A rout in the cryptocurrency market hurt some chip companies including Nvidia, whose high-end graphics chips became popular for crypto mining.
Intel expects to stop taking orders for the series, called Blockscale, by October 20 this year and end shipping by April 20 next year, according to a document on the company’s website.
“As we prioritize our investments in IDM 2.0, we have end-of-lifed the Intel Blockscale 1000 Series ASIC while we continue to support our Blockscale customers,” a company spokesperson said.
IDM 2.0 refers to Intel’s strategy to outsource its chip making to outside customers, while it continues to ramp up its own production of smaller and faster chips.

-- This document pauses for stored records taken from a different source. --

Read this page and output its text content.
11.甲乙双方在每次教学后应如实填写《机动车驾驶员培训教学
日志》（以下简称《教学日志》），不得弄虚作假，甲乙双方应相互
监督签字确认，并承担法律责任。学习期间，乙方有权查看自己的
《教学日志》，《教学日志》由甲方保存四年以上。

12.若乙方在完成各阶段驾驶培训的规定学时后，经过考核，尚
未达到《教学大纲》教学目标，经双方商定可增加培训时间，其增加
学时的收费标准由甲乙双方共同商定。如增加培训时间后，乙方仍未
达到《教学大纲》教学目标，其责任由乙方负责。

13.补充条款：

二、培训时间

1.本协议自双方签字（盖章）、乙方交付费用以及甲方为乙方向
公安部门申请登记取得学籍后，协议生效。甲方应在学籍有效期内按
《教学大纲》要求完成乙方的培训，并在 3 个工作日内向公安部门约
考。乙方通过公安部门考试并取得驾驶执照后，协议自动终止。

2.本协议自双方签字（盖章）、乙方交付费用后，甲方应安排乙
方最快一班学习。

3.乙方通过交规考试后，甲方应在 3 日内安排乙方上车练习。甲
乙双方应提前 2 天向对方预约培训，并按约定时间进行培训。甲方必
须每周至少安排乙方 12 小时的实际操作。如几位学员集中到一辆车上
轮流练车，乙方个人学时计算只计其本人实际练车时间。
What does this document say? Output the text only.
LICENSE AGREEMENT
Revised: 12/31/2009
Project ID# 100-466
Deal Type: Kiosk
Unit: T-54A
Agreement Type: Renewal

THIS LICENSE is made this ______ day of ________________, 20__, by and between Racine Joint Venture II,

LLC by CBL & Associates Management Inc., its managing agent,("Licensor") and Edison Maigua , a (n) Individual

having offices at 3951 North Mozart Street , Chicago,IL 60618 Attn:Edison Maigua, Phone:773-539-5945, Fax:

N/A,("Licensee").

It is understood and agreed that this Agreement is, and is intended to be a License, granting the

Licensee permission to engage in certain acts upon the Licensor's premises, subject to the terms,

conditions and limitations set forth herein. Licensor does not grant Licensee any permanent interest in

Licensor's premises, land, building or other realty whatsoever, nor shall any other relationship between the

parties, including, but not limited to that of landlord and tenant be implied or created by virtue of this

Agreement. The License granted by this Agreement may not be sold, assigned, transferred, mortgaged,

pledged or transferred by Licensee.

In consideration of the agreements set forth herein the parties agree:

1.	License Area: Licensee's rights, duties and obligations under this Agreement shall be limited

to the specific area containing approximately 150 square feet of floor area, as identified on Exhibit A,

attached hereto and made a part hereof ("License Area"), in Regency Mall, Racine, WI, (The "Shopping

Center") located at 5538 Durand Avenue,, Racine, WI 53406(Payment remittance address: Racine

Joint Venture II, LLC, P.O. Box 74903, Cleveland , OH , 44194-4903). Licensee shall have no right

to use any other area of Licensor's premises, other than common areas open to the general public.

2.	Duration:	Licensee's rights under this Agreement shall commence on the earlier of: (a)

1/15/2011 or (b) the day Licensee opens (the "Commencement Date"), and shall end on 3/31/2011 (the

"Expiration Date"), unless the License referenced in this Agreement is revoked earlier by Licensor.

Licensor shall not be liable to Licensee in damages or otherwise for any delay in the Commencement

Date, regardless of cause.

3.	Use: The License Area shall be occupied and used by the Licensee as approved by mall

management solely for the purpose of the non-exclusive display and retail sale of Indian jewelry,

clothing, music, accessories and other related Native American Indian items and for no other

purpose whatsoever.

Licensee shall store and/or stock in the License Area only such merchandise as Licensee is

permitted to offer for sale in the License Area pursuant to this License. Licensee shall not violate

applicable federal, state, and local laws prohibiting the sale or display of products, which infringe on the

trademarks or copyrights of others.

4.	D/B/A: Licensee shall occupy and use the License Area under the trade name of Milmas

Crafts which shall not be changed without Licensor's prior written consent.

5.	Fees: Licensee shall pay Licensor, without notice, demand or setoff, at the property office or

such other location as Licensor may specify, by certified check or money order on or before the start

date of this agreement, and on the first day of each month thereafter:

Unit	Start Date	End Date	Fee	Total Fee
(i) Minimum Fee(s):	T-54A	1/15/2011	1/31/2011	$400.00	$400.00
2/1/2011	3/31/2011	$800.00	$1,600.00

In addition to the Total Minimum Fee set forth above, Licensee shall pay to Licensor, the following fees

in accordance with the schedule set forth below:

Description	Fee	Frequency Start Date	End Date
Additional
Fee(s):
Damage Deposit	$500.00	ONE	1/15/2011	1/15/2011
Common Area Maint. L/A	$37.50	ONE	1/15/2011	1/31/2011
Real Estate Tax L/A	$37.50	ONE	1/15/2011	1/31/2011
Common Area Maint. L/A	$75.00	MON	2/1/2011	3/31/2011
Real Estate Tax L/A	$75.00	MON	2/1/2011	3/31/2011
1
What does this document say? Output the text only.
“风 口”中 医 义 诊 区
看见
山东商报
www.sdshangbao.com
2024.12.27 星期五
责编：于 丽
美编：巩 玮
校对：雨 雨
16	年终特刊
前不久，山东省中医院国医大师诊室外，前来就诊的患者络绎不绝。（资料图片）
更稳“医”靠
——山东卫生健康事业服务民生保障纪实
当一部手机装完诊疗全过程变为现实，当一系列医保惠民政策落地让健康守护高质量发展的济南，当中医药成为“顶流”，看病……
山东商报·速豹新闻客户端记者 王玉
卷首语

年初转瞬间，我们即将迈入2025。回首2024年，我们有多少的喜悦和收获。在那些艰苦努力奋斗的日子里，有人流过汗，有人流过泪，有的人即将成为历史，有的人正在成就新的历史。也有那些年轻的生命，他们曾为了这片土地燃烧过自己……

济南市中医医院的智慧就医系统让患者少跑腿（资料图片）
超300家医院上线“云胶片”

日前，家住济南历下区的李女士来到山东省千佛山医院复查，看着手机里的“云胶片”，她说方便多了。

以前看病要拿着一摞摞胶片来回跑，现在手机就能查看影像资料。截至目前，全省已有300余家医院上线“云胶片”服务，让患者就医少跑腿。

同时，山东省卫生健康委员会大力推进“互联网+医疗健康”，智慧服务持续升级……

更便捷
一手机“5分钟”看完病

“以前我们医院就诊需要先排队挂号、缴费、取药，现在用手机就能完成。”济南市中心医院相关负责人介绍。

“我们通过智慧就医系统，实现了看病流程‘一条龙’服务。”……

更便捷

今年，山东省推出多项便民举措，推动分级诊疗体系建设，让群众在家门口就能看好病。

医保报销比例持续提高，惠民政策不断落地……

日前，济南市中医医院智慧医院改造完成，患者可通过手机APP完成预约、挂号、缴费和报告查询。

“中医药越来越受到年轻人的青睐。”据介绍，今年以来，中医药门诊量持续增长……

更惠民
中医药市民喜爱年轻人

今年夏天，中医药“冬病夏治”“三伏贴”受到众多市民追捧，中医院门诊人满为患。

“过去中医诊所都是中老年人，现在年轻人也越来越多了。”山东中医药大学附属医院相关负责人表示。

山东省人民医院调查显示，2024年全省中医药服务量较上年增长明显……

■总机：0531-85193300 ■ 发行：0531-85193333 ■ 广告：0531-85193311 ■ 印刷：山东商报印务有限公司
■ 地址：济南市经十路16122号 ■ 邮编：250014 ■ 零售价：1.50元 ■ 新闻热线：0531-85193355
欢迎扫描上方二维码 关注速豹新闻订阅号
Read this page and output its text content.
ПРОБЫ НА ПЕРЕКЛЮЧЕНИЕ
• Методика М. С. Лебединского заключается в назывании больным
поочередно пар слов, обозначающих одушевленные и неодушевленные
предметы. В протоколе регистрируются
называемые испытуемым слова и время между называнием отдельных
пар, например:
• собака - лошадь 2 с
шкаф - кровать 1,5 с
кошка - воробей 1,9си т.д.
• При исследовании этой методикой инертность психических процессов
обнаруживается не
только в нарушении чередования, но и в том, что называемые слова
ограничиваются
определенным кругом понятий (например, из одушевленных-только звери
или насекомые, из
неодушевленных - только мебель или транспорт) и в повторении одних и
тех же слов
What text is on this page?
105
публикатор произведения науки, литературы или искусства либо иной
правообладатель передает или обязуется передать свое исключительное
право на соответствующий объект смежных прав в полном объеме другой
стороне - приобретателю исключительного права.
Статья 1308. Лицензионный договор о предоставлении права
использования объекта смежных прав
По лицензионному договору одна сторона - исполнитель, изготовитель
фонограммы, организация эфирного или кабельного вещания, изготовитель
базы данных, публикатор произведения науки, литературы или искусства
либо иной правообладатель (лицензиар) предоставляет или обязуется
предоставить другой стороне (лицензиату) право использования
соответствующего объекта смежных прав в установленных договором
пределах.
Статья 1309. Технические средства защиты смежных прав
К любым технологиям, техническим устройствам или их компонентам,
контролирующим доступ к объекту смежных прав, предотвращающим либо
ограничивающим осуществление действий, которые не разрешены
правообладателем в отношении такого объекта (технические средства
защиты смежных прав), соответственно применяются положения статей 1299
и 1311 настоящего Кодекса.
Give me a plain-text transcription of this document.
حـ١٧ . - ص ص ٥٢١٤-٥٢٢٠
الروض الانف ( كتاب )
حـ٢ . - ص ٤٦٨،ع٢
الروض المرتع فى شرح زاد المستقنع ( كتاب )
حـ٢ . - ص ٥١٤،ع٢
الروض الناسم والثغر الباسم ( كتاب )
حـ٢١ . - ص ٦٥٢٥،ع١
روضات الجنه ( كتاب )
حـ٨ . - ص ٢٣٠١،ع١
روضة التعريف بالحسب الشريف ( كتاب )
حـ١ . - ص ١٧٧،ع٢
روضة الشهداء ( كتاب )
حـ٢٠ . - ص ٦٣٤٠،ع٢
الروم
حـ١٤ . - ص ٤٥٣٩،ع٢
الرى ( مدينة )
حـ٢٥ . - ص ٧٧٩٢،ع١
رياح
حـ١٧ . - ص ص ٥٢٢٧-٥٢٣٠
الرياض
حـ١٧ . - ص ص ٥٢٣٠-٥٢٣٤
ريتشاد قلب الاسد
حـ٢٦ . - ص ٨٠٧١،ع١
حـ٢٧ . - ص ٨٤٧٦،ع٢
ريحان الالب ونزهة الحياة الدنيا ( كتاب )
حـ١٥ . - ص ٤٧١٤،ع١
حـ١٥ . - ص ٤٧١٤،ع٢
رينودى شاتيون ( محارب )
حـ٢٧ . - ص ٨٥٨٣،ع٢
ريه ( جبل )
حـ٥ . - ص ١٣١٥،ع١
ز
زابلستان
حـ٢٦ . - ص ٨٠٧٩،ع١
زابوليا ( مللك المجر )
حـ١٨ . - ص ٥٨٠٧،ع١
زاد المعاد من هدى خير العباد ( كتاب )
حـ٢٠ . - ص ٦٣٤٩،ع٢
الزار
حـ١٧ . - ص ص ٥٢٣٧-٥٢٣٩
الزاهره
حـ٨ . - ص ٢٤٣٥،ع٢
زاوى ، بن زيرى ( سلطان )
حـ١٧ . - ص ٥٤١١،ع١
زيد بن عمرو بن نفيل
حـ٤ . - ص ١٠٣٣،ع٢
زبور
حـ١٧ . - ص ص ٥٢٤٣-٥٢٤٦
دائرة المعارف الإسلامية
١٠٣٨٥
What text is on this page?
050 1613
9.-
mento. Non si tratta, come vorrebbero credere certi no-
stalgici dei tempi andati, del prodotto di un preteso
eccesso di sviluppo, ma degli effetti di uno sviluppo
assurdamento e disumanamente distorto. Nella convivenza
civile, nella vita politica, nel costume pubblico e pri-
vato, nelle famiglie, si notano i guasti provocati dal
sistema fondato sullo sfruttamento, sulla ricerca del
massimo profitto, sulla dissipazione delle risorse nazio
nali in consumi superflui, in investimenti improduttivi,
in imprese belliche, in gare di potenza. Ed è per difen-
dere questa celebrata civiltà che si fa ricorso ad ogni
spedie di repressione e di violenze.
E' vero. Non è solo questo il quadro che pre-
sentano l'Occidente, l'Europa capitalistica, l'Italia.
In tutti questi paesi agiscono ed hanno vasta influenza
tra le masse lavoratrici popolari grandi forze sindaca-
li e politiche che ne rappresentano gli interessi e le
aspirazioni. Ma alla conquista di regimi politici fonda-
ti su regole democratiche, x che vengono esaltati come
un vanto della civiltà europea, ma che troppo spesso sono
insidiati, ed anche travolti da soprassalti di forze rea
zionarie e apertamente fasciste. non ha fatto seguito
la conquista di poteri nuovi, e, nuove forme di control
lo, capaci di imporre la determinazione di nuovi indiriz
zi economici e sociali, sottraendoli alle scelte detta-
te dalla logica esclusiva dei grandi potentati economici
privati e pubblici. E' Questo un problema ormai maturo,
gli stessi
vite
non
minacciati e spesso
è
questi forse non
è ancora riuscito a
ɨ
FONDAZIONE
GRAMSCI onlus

Intel said it will continue to “monitor market opportunities” in the cryptocurrency space.
Argo Blockchain, Block, Hive Blockchain Technologies and GRIID Infrastructure were Intel’s first customers for the chips.
Earlier this year, Intel announced that that it had made broad cuts to employee and executive pay, a week after the company issued a lower-than-expected sales forecast driven by a loss of market share to rivals and a PC market downturn.
The reductions will range from 5 percent of base pay for mid-level employees to as much as 25 percent for Chief Executive Pat Gelsinger, while the company’s hourly workforce’s pay will not be cut, said a person familiar with the matter who was not authorised to speak publicly.
Intel spokesperson Addy Burr said in a statement that the “changes are designed to impact our executive population more significantly and will help support the investments and overall workforce.”